Wenn man AutorInnen fragt, woher sie ihre Inspiration nehmen, kommt meistens „Inspiration gibt es überall“ als Antwort. Beim neuen Buch von Marc Elsberg kam eine sehr konkrete Antwort auf Instagram – denn einiges an Inspiration für seinen neuen Bestseller kam aus einer Graphic Novel. Elsberg hielt in einer Insta-Story ein Plädoyer für die bebilderten Bücher. Und mit „Plädoyer“ sind wir auch schon beim Thema: „Der Fall des Präsidenten“ ist nämlich ein Justizthriller, und damit etwas ganz Neues bei Elsberg.

Dana Marin arbeitet für den Internationalen Strafgerichtshof (ICC) in Den Haag und lässt den ehemaligen Präsidenten der USA, Douglas Turner, in Athen verhaften. Ihm werden Kriegsverbrechen in Afghanistan vorgeworfen. Douglas Turner trägt dieselben Initialen wie Donald Trump, und er wird vom amtierenden Präsident Arthur Jones als »grenzdebiler, narzisstischer Mistkerl!« – ähnliche Verbalinjurien hat man auch Trump zugefügt. Zufall? Vielleicht. Vielleicht auch nicht. Für Arthur Jones ist die Verhaftung freilich eine Katastrophe, denn er steht mitten im Wahlkampf, da braucht er es wie ein Krebsgeschwür, dass sein Parteifreund mit schlechten Schlagzeilen im Rampenlicht steht. Dana Marin ist die Protagonistin. Ein Flüchtlingskind, das gemeinsam mit ihrer Mutter aus Sarajevo geflohen ist; ihren Vater musste sie damals zurücklassen, erst später kam er nach. Dana hat sich immer schon für Gerechtigkeit eingesetzt – und diese versucht sie auch jetzt zu erreichen. In Athen ist sie auf sich allein gestellt, ihre Kollegin und Chefanklägerin vom ICC, Maria Cruz, sitzt in Den Haag fest. Keine Fluglinie will sie aus Angst vor Sanktionen seitens der USA fliegen. Dabei geht es keineswegs darum, Turner in Athen zu verurteilen, es ist lediglich eine Vorverhandlung, ob der ICC überhaupt einen Prozess in Den Haag starten darf. Vorgeplänkel also. Allerdings ein wichtiges.

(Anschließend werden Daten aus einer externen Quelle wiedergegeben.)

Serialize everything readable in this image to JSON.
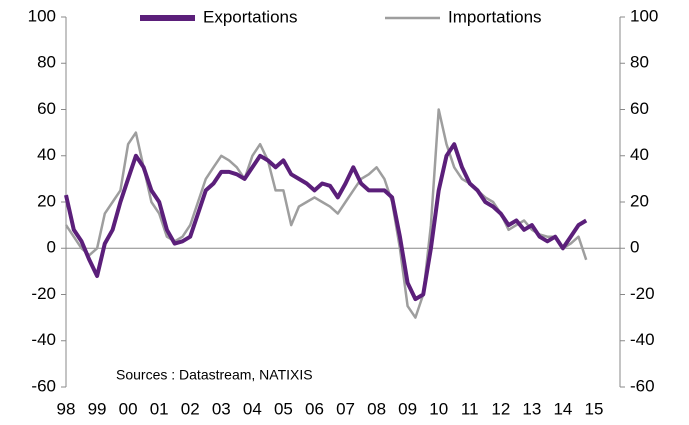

„Der Fall des Präsidenten“ hat so einige Besonderheiten. Nicht nur, dass es Elsbergs erster Justizthriller ist, war es auch mein erstes Buch, in dem Corona erwähnt wurde. Es spielt allerdings nur am Rande eine Rolle, von diversen Maßnahmen – Maske tragen, Abstand halten, Lockdown, etc. – ist keine Rede. Vielleicht gab es diese Maßnahmen zum Zeitpunkt, zu dem Elsberg die jeweiligen Seiten/Kapitel geschrieben hat, noch nicht. Oder Elsberg wollte der Pandemie nicht so viel Platz einräumen, weil wir ohnehin täglich damit konfrontiert werden. Noch etwas ist besonders an dem Buch: Der Titel. Elsbergs frühere Bücher hatten immer ein prägendes Wort – Blackout, Zero, Helix, Gier – und einen Untertitel. „Der Fall des Präsidenten“ hat weder das eine noch das andere. Abgesehen davon wird im Buch gegendert, allerdings nicht konsequent. Einmal heißt es „Demonstranten“, dann liest man wieder die geschlechtsneutrale Version „Demonstrierende“

Warum jetzt plötzlich ein Justizthriller, nachdem Elsbergs Bücher bisher immer in der Technik und Wissenschaft daheim waren? Schon bei „Gier“ behandelte er mit der Wirtschafts- und Finanzkrise ein Thema, das der Politik nahe war – mit „Der Fall des Präsidenten“ rückt er der Politik noch näher; genau genommen ist das Buch ein halber Polit-Thriller. Der Schritt zur internationalen Rechtsprechung ist da nur ein Katzensprung. Auch wenn die Thematik teilweise wie eine Uni-Vorlesung wirkt, weil es zeitweise um den American Service-Members’ Protection Act und den Rom-Statut und was weiß ich für Statuten geht, ist die Atmosphäre eine interessante. Und sie wirkt horizonterweiternd – aber das tun eigentlich alle Texte von Elsberg – auch wenn es nur ein Post auf Instagram ist.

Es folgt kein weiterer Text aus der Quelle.